= Benjamin Ferris =

Benjamin Ferris (August 7, 1780 - November 9, 1867) was a watchmaker and historian from Wilmington, Delaware.

Ferris was born the sixth of seven children to Ziba Ferris (1743–1794) and Edith Sharpless (1742–1815) in a house on the northeast corner of Third and Shipley Streets in Wilmington. His siblings included silversmith Ziba Ferris and philanthropist Deborah Ferris Bringhurst. He was a descendant of Samuel Ferris, who had come from Reading, England, in 1682 to settle at Groton, Massachusetts, and of John Ferris, who was among the first settlers in the city of Wilmington in 1748.

Ferris moved to Philadelphia at age 14, where he learned the watchmaking business. He was married to Fanny Canby (1778–1833) in Wilmington's Monthly Meeting Cemetery on May 17, 1804. They returned to live in Wilmington in 1813, where he was appointed city surveyor in 1820. The couple had ten children together, William (#1)(1805-1805), Edward (#1)(1809-1810), Anna (#1)(1811–1814), Deborah (1813–1897), Anna (#2)(1815–1890), Benjamin (1817–1831), Martha (1819–1912), David (1821–1908), William (#2)(1822-1909), and Edward (#2)(1825-1919). After the death of his first wife, he married her cousin Hannah Gibbons (1793-1860) on October 15, 1835.

As a member of the Religious Society of Friends, Ferris was a proponent of the views of Elias Hicks, claiming "obedience to the light within" as sufficient for salvation, and publishing a debate with an evangelical minister which contributed to a schism in 1827. In 1839, Ferris was appointed to a committee of the Yearly Meetings of Friends of New York, Philadelphia and Baltimore, to investigate wrongdoings against the Seneca Indians. Although the treaty he recommended was ultimately rejected by the Senate, he was successful in brokering a deal which resulted in about half their land being restored to them.

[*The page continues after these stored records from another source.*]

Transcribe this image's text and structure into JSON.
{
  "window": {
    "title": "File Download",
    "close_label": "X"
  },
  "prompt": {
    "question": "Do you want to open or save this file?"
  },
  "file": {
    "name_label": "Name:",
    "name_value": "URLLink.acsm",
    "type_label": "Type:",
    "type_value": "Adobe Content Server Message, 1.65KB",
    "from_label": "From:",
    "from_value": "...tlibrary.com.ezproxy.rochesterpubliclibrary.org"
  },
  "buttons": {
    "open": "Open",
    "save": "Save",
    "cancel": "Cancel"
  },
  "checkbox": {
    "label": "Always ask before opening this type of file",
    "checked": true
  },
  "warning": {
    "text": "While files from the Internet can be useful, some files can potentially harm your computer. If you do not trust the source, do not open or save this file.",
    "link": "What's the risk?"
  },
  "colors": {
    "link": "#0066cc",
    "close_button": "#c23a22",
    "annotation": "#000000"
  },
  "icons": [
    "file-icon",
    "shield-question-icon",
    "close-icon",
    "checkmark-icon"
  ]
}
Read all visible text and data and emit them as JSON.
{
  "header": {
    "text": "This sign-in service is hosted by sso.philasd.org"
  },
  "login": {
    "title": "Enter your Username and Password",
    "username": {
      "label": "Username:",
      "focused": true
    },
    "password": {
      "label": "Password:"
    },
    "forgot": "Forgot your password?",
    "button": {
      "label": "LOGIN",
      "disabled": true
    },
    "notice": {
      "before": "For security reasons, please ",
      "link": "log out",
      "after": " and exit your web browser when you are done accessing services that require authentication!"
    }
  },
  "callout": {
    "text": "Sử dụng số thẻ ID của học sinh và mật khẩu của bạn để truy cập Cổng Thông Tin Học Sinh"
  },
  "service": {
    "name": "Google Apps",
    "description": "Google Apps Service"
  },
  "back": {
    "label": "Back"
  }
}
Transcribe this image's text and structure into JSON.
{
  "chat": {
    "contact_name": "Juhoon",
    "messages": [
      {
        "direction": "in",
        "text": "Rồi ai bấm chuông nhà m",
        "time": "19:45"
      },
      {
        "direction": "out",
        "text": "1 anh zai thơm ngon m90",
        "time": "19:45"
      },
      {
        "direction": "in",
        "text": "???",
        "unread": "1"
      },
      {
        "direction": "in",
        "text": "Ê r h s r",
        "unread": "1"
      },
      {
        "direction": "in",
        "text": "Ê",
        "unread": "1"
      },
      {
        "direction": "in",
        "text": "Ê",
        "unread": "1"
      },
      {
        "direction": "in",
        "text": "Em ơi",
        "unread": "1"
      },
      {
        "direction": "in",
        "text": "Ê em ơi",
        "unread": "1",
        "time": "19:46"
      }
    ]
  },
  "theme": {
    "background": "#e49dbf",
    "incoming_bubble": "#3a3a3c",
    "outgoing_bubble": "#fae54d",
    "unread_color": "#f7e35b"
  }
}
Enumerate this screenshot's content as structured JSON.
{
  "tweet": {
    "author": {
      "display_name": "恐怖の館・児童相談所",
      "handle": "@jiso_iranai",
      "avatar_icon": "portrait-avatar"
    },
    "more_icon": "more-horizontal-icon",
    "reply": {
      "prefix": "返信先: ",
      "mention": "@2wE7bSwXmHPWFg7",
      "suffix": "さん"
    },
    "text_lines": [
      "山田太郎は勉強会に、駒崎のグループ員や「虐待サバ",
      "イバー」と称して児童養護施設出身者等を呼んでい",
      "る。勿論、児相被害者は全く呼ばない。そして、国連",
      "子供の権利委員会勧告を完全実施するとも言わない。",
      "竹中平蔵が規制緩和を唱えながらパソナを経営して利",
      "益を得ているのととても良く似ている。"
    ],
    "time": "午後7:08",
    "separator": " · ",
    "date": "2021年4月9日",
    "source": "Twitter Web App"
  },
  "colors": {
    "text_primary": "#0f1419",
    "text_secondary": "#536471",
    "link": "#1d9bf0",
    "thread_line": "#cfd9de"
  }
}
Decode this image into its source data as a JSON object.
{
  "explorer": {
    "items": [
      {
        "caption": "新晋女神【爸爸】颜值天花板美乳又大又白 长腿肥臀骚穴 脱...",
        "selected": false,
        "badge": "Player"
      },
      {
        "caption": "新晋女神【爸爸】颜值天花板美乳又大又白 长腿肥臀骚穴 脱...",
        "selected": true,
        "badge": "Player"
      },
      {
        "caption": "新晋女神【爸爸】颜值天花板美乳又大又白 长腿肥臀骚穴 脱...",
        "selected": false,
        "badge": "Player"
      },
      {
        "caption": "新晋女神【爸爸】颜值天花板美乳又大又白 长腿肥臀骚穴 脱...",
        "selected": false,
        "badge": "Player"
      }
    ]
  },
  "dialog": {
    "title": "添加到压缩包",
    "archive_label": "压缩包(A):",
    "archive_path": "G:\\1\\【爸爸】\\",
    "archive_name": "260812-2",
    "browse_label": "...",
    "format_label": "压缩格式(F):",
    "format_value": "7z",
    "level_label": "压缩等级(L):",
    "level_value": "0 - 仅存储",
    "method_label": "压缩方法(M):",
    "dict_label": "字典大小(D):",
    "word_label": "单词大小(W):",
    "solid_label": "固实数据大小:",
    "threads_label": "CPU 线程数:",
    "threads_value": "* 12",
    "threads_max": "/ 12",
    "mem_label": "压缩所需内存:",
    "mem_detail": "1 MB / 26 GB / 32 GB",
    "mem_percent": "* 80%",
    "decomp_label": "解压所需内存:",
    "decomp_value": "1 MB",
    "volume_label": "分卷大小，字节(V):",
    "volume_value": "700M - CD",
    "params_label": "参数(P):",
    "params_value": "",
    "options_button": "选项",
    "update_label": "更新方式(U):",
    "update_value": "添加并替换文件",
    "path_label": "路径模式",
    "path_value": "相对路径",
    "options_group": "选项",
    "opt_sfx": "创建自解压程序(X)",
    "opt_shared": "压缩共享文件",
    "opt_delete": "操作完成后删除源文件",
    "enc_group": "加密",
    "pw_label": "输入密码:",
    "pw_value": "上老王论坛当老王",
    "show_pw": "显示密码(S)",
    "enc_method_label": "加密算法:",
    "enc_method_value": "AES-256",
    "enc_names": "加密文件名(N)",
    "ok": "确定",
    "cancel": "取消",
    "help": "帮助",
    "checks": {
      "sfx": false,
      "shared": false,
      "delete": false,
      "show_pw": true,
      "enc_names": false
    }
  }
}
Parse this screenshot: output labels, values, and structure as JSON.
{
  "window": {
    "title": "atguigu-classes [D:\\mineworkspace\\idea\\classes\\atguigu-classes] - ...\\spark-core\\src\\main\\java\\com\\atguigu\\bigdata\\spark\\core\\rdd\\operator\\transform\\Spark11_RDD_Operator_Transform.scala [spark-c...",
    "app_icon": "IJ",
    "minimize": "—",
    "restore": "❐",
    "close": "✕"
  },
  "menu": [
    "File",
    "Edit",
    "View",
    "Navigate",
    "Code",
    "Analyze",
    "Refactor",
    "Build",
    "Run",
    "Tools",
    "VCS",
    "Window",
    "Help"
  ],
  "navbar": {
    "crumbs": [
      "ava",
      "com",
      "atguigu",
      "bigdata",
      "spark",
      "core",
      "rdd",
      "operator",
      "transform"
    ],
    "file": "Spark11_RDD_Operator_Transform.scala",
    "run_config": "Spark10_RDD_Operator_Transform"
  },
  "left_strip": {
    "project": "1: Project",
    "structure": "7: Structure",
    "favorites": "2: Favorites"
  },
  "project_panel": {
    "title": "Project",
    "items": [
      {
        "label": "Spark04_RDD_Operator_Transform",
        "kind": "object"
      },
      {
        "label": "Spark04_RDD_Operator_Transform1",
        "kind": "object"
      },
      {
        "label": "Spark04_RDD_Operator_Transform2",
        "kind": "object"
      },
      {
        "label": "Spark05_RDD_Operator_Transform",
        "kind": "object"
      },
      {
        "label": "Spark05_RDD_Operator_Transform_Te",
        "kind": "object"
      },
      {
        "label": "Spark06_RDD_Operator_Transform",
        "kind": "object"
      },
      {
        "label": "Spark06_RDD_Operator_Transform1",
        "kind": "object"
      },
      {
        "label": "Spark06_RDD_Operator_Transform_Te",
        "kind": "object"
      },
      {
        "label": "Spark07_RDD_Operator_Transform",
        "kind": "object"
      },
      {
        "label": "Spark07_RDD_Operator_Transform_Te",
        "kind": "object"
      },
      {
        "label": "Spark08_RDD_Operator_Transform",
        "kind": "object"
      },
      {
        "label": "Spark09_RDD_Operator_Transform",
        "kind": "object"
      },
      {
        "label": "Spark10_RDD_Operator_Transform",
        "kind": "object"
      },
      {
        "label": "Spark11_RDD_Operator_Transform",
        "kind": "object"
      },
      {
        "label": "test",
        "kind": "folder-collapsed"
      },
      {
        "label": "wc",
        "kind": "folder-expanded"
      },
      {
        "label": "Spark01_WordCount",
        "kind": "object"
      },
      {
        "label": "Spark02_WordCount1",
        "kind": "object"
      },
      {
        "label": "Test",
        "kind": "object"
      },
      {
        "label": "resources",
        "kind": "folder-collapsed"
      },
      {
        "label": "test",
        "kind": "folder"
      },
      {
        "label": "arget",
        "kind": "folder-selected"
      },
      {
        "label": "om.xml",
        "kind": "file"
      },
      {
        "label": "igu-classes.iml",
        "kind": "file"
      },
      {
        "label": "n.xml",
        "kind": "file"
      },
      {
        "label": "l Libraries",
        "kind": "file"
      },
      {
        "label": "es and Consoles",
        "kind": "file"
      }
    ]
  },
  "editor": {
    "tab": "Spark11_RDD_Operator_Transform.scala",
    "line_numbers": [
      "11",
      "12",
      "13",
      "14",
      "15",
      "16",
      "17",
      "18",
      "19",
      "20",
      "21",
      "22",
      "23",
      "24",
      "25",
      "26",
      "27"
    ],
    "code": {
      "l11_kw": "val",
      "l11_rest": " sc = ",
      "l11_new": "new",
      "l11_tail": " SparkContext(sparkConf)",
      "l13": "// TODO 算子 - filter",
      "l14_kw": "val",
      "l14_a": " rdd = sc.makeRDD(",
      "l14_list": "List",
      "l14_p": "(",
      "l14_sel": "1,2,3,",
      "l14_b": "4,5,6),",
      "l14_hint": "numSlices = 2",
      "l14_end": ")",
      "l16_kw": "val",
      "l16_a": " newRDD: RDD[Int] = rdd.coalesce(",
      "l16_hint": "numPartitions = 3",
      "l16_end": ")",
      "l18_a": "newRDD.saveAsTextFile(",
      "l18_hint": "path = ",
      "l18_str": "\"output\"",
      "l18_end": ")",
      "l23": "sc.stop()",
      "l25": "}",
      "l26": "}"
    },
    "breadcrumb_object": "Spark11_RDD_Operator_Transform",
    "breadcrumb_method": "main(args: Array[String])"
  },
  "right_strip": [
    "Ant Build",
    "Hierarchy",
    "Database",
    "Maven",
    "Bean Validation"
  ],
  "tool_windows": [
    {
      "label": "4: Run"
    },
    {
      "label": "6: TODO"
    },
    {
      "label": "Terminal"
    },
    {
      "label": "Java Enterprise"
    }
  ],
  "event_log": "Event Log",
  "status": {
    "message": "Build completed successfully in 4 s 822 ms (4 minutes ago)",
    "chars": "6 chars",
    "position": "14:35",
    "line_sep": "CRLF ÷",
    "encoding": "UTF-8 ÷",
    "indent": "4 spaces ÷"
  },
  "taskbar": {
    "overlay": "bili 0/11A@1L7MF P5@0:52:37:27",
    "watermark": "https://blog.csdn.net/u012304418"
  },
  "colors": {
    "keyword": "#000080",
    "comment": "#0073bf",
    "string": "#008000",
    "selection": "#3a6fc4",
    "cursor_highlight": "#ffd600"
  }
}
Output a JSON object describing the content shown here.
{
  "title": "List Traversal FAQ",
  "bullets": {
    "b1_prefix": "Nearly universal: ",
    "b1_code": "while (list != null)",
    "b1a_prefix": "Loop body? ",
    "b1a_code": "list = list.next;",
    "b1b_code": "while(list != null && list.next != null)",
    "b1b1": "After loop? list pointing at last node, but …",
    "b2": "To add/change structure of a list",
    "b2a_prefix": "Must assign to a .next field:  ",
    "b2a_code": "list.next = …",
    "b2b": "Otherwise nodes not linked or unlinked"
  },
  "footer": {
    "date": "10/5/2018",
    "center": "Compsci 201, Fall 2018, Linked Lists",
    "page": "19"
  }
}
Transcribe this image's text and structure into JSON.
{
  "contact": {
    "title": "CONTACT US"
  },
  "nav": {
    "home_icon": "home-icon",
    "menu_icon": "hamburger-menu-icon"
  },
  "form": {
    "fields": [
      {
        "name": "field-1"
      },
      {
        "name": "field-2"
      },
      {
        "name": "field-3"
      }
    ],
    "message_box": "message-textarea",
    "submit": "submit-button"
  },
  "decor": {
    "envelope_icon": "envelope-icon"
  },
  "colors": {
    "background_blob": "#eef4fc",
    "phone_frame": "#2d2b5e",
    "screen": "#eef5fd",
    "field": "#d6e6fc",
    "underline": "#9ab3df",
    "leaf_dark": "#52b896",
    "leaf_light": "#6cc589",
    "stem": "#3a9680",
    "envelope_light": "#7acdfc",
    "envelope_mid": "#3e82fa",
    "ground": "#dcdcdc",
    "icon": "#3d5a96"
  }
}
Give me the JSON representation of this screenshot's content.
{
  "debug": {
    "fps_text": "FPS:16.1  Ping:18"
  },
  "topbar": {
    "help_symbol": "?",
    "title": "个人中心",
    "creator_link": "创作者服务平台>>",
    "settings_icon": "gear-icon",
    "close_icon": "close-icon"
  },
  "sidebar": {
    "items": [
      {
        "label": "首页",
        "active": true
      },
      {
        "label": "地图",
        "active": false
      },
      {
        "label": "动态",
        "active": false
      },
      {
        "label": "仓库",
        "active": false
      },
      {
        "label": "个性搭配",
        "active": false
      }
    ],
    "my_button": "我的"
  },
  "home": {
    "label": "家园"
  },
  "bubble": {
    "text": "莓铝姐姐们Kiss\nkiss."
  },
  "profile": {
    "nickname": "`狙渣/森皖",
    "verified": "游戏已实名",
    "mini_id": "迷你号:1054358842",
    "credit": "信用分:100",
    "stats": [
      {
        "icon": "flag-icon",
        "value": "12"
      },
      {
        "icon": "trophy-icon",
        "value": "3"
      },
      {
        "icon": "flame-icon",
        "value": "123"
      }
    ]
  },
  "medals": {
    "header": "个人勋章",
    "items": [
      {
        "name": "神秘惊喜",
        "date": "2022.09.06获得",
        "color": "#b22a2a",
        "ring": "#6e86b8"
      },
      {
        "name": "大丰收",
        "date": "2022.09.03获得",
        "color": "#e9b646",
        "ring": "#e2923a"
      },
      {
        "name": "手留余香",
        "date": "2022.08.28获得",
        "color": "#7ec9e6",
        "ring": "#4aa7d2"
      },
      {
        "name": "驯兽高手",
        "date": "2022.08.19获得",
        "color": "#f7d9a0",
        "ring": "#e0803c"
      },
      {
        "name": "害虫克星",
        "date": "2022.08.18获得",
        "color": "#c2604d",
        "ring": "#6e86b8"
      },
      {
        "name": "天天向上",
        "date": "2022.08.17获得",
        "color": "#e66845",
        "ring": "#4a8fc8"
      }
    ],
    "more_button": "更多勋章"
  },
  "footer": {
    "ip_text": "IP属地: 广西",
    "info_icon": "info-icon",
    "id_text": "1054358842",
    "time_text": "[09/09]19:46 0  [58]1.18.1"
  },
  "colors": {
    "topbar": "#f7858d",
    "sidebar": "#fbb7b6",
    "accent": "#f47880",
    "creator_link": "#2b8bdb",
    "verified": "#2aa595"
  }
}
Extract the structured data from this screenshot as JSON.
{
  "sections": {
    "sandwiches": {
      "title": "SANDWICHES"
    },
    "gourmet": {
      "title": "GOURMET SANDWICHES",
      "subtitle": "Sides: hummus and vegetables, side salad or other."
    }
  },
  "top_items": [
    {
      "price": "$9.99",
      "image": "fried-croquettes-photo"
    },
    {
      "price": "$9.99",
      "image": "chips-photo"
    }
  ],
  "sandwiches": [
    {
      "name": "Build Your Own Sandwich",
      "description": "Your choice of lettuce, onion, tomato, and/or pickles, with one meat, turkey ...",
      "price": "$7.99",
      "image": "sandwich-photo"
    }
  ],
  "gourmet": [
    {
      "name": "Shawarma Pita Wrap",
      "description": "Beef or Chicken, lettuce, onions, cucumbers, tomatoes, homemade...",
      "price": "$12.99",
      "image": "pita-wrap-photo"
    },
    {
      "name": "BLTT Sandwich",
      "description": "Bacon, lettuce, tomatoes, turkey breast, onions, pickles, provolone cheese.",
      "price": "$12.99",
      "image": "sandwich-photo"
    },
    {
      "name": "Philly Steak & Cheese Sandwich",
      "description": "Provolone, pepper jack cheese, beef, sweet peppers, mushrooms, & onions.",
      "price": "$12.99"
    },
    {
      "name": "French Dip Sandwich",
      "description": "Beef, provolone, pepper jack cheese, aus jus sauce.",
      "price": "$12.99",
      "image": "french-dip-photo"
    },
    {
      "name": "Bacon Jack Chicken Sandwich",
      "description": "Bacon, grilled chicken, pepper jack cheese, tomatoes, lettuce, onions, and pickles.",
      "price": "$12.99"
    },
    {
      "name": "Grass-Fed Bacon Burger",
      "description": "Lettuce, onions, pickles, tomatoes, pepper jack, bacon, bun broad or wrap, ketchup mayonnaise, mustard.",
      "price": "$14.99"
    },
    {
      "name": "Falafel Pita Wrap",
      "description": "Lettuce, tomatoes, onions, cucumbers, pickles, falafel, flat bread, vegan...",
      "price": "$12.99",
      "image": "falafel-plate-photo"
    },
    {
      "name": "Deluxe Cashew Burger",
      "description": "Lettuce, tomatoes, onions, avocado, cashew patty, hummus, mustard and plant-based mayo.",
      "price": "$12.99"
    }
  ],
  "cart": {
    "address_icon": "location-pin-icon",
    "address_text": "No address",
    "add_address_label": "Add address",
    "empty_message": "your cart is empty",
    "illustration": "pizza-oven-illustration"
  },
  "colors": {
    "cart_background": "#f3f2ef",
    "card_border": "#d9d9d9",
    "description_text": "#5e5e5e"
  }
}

Ferris was particularly interested in preserving the history of Wilmington, devoting several years of his life to research, and studying the Swedish language to enable him to use the records of the Old Swedes Church. In 1846 he published A History of the Original Settlements on the Delaware: From its Discovery by Hudson to the Colonization under William Penn.